The project models source code as a labeled directed multi-graph (CPG), storing nodes and edges with properties. It leverages "forgiving" parsers like Eclipse CDT for C/C++ and JavaParser for Java, allowing analysis of code that may not compile. For broader language support, it integrates with LLVM IR via the javacpp project, theoretically enabling analysis for any language that compiles to LLVM. The CPG can be extended with custom analysis passes after initial graph construction.

Quick Start & Requirements

Installation is primarily as a library dependency via Maven/Gradle, requiring cpg-core and language-specific modules (e.g., cpg-language-go, cpg-language-python). The C++ frontend necessitates adding a custom Ivy repository for Eclipse CDT artifacts. Python support requires jep installation and Python 3.9-3.13. Go support depends on native libgoast and is limited to Linux/macOS. Visualization is available via the cpg-neo4j subproject, which requires Neo4j with the APOC plugin enabled.

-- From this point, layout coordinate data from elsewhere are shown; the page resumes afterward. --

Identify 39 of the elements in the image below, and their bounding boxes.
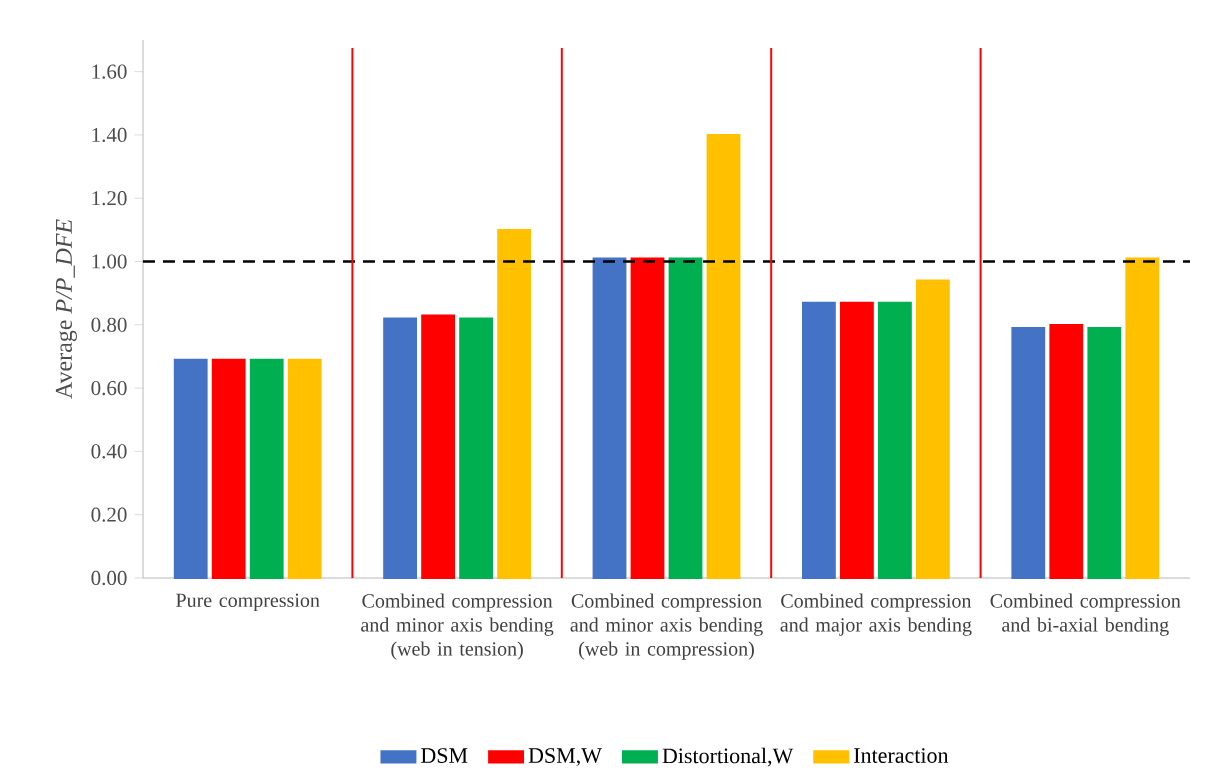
bar	[802, 301, 836, 579]
y-tick-label: 1.40	[92, 127, 127, 143]
x-tick-label: Combined compression and minor axis bending (web in tension)	[361, 593, 554, 660]
bar	[1087, 327, 1122, 579]
bar	[459, 317, 493, 579]
x-tick-label: Combined compression and minor axis bending (web in compression)	[570, 593, 763, 660]
bar	[1049, 323, 1084, 579]
legend-label: DSM	[421, 748, 468, 763]
bar	[249, 358, 284, 579]
x-tick-label: Pure compression	[176, 593, 320, 612]
legend-label: Interaction	[854, 748, 949, 763]
bar	[1125, 257, 1160, 579]
bar	[878, 301, 912, 579]
y-axis-title: Average P/P_DFE	[55, 219, 77, 399]
x-tick-label: Combined compression and major axis bending	[780, 593, 972, 636]
y-tick-label: 0.80	[91, 317, 127, 332]
y-tick-label: 1.00	[92, 254, 127, 269]
bar	[706, 134, 741, 579]
bar	[383, 317, 417, 579]
y-tick-label: 0.60	[91, 380, 127, 396]
bar	[668, 257, 703, 579]
y-tick-label: 0.40	[91, 444, 127, 459]
bar	[1011, 327, 1046, 579]
bar	[592, 257, 627, 579]
y-tick-label: 1.60	[92, 64, 127, 79]
bar	[497, 228, 531, 579]
bar	[211, 358, 246, 579]
legend-label: DSM,W	[528, 748, 602, 767]
bar	[630, 257, 665, 579]
bar	[840, 301, 874, 579]
legend-label: Distortional,W	[662, 747, 794, 767]
bar	[916, 279, 950, 579]
bar	[287, 358, 322, 579]
y-tick-label: 0.00	[91, 570, 127, 586]
y-tick-label: 0.20	[91, 507, 127, 522]
bar	[173, 358, 208, 579]
bar	[421, 314, 455, 579]
x-tick-label: Combined compression and bi-axial bending	[990, 593, 1181, 636]
y-tick-label: 1.20	[92, 191, 127, 206]
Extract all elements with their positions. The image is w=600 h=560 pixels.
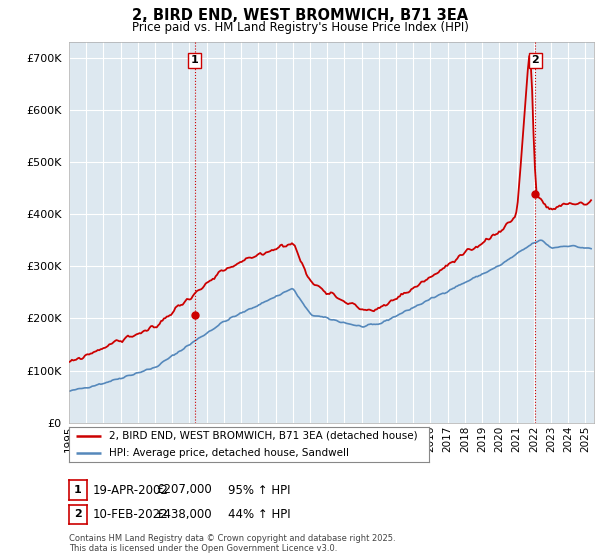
Text: Contains HM Land Registry data © Crown copyright and database right 2025.
This d: Contains HM Land Registry data © Crown c… bbox=[69, 534, 395, 553]
Text: 2: 2 bbox=[532, 55, 539, 66]
Text: 2, BIRD END, WEST BROMWICH, B71 3EA (detached house): 2, BIRD END, WEST BROMWICH, B71 3EA (det… bbox=[109, 431, 417, 441]
Text: 1: 1 bbox=[191, 55, 199, 66]
Text: 44% ↑ HPI: 44% ↑ HPI bbox=[228, 507, 290, 521]
Text: 2: 2 bbox=[74, 509, 82, 519]
Text: Price paid vs. HM Land Registry's House Price Index (HPI): Price paid vs. HM Land Registry's House … bbox=[131, 21, 469, 34]
Text: HPI: Average price, detached house, Sandwell: HPI: Average price, detached house, Sand… bbox=[109, 449, 349, 458]
Text: 1: 1 bbox=[74, 485, 82, 495]
Text: £438,000: £438,000 bbox=[156, 507, 212, 521]
Text: 19-APR-2002: 19-APR-2002 bbox=[93, 483, 169, 497]
Text: 2, BIRD END, WEST BROMWICH, B71 3EA: 2, BIRD END, WEST BROMWICH, B71 3EA bbox=[132, 8, 468, 24]
Text: £207,000: £207,000 bbox=[156, 483, 212, 497]
Text: 10-FEB-2022: 10-FEB-2022 bbox=[93, 507, 169, 521]
Text: 95% ↑ HPI: 95% ↑ HPI bbox=[228, 483, 290, 497]
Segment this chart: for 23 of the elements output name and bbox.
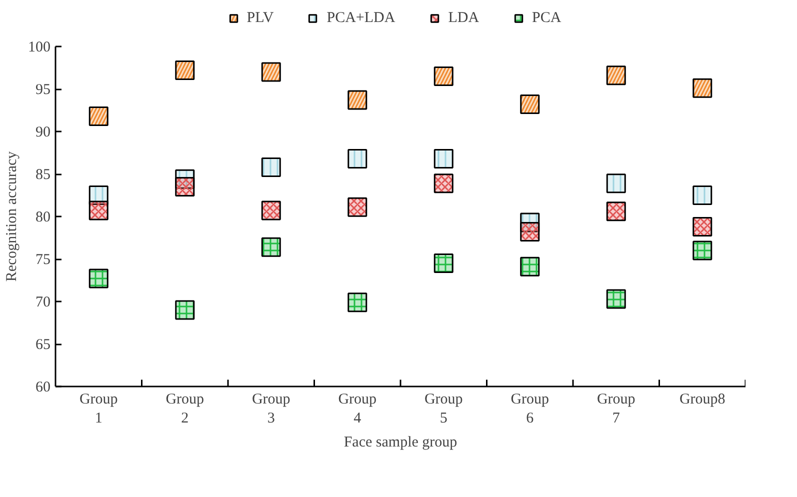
legend-label: PLV <box>246 10 274 26</box>
x-tick-label: Group 3 <box>252 392 290 427</box>
x-tick-label: Group 1 <box>79 392 118 427</box>
y-tick-label: 100 <box>28 40 50 56</box>
y-tick-label: 95 <box>36 82 50 98</box>
y-tick-label: 75 <box>36 252 50 268</box>
legend-label: PCA+LDA <box>326 10 396 26</box>
x-tick-label: Group 6 <box>510 392 550 427</box>
x-axis-title: Face sample group <box>344 434 458 451</box>
y-tick-label: 65 <box>36 337 50 353</box>
y-tick-label: 70 <box>36 294 50 310</box>
y-tick-label: 90 <box>36 124 50 140</box>
x-tick-label: Group 5 <box>424 392 463 427</box>
y-tick-label: 80 <box>36 210 50 226</box>
y-axis-title: Recognition accuracy <box>4 150 20 282</box>
x-tick-label: Group 7 <box>596 392 636 427</box>
y-tick-label: 60 <box>36 380 50 396</box>
x-tick-label: Group 2 <box>166 392 204 427</box>
y-tick-label: 85 <box>36 167 50 183</box>
x-tick-label: Group 4 <box>338 392 377 427</box>
x-tick-label: Group8 <box>679 392 726 408</box>
legend-label: PCA <box>532 10 562 26</box>
legend-label: LDA <box>448 10 480 26</box>
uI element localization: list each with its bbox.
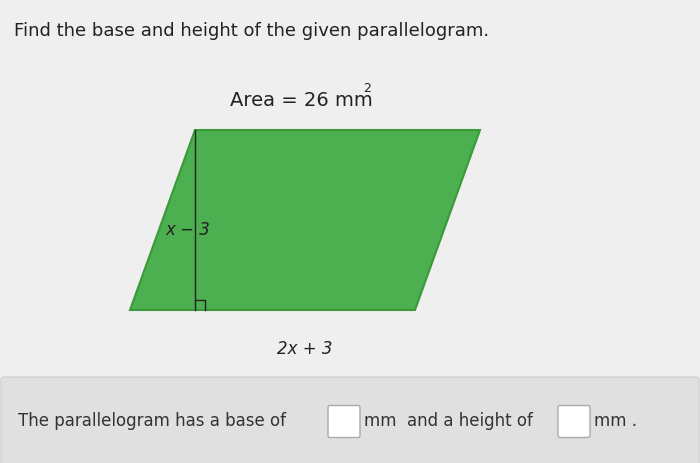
Text: 2: 2 (363, 81, 371, 94)
Text: 2x + 3: 2x + 3 (277, 340, 332, 358)
Text: The parallelogram has a base of: The parallelogram has a base of (18, 413, 286, 431)
Text: mm  and a height of: mm and a height of (364, 413, 533, 431)
FancyBboxPatch shape (1, 377, 699, 463)
Text: Find the base and height of the given parallelogram.: Find the base and height of the given pa… (14, 22, 489, 40)
Text: Area = 26 mm: Area = 26 mm (230, 90, 372, 110)
Text: x − 3: x − 3 (165, 221, 210, 239)
Polygon shape (130, 130, 480, 310)
FancyBboxPatch shape (328, 406, 360, 438)
Text: mm .: mm . (594, 413, 637, 431)
FancyBboxPatch shape (558, 406, 590, 438)
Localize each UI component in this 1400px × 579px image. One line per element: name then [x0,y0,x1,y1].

• Jep installation: https://github.com/ninia/jep/wiki/Getting-Started#installing-jep
• GitHub Packages registry: https://docs.github.com/en/packages/working-with-a-github-packages-registry/working-with-the-gradle-registry#using-a-published-package

Highlighted Details

• Extensive language support includes C/C++ (C17), Java (Java 13), Python, Go, TypeScript, Ruby, JVM Bytecode, LLVM IR, OpenQASM, and Python-Qiskit.
• "Forgiving" parsers for C/C++ and Java enable analysis of incomplete or semantically incorrect source code.
• LLVM IR backend theoretically supports any language compiling to LLVM (e.g., Rust, Swift, Haskell).
• Features an extensible analysis pipeline with multiple passes for custom graph enrichment.
• Optional visualization capabilities are provided through Neo4j integration (cpg-neo4j).

Maintenance & Community

The project acknowledges contributions from various authors. Specific community channels (like Discord or Slack), roadmaps, or active maintainer information are not detailed in the provided README. External contributions require signing a Contributor License Agreement (CLA).

Licensing & Compatibility

The specific open-source license for the Fraunhofer-AISEC/cpg project is not explicitly stated in the provided README content. Compatibility for commercial use or linking with closed-source projects is not detailed.

Limitations & Caveats

The LLVM IR parser requires valid LLVM IR and is not forgiving. Python support is restricted to versions 3.9-3.13 and necessitates jep installation. The Go frontend relies on native libgoast and is currently Linux/macOS-specific. Frontends for TypeScript, Ruby, JVM Bytecode, and LLVM are marked as experimental or incubating, suggesting potential instability or incomplete features. The full library, particularly with LLVM support, can be very large.